Gue percaya hidup
kedua.
Dan kalo ada yang tanya apa yang pengen lo ubah di hidup lo yang kedua,
maka dengan berani gue bakal jawab, gue pengen jadi apapun yang mungkin bisa
dicintai oleh orang ini.
Gue pengen jadi apapun, apapun yang bisa dia cintai
lebih dari dirinya.
Karna di hidup gue yang ini, dia gak seperti itu. Selalu
gue. Gue yang lebih mencintainya lebih dari diri gue sendiri.
Sementara dia.
Dia gak pernah kaya gitu. Bahkan mungkin biasa-biasa aja. Padahal gue
satu-satunya yang dia punya setelah kematian orang tua nya 10 tahun yang lalu.

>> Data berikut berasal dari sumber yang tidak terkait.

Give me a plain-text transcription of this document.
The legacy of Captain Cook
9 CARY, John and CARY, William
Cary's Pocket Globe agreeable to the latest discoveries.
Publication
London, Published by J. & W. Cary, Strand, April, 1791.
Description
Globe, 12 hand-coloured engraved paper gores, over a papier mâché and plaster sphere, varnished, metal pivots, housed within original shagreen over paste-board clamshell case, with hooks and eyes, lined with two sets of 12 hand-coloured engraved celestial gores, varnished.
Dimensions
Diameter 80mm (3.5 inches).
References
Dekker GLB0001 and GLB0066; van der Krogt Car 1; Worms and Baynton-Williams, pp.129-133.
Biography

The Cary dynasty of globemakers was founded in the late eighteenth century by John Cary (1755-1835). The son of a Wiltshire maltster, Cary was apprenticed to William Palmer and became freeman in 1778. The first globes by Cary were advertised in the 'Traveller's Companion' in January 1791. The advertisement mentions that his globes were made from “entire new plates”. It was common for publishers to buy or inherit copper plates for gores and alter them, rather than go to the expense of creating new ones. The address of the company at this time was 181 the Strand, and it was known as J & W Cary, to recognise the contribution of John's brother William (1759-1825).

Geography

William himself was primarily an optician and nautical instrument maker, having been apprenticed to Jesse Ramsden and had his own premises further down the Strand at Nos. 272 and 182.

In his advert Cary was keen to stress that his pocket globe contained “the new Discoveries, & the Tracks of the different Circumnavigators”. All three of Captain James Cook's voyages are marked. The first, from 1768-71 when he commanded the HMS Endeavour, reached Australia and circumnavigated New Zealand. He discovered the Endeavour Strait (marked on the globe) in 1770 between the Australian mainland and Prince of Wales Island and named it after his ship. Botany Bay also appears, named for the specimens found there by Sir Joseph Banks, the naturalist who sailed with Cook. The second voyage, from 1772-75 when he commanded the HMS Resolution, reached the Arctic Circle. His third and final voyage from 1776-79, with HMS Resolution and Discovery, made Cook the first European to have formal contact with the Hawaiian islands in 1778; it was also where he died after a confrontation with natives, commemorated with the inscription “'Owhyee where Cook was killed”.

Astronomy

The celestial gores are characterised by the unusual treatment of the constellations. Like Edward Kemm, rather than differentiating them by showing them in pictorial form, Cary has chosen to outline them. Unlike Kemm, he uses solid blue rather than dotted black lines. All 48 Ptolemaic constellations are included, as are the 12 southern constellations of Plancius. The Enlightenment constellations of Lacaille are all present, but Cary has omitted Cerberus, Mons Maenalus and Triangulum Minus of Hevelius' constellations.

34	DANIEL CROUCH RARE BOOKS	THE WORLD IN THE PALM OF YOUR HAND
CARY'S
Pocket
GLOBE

Tapi dia selalu begini. Dingin. Tidak dapat tergapai. Sekalipun oleh gue.
Sahabatnya. Satu-satunya.
Seperti yang dibilang
mereka, seperti yang dibilang Ibu, seperti yang dibilang kalian, mencintai
memang tidak pernah menyenangkan, jika hanya seorang diri.
“lagi apa?” Rudi
nyamperin gue. Secara terburu-buru tapi tetap tidak mau terlihat olehnya, gue
nutup buku catatan pribadi gue. “ ah enggak, lagi bikin daftar kado yang mau
gue kasih ke elo. Jadi lo masih punya waktu nabung buat beliin semuanya” gue
mengedipkan sebelah mata sama rudi.
“yaampun! Gue lupa
tra! Jangan bilang daftarnya sepanjang taun lalu. Plis banget, bisa bangkrut
gue” ah si rudi ini, selalu nyebelin. Gue kan buat daftar supaya dia gak perlu
cari-cari lagi. Malah ngeluh mulu. Gue diemin aja deh. Rudi punya banyak
kebiasaan jelek, termasuk yang satu ini. Merajuk biar orang lain gak marah sama
dia. Dan yang sangat menyebalkan adalah dia selalu saja bisa meluluhkan siapa
pun. Dan menyebalkannya, orang yang selalu luluh adalah gue.
“gimana kalo nanti kita main. Sambil mikirin,
ubah sana sini soal daftar kado lo itu. Yah yah yah?”
dan selalu. Selalu gue
mengiyakan.
Bodoh? Ya begitulah. Orang yang jatuh cinta sendirian memang punya
kecenderungan begitu. Kebodohannya sudah mendarah daging.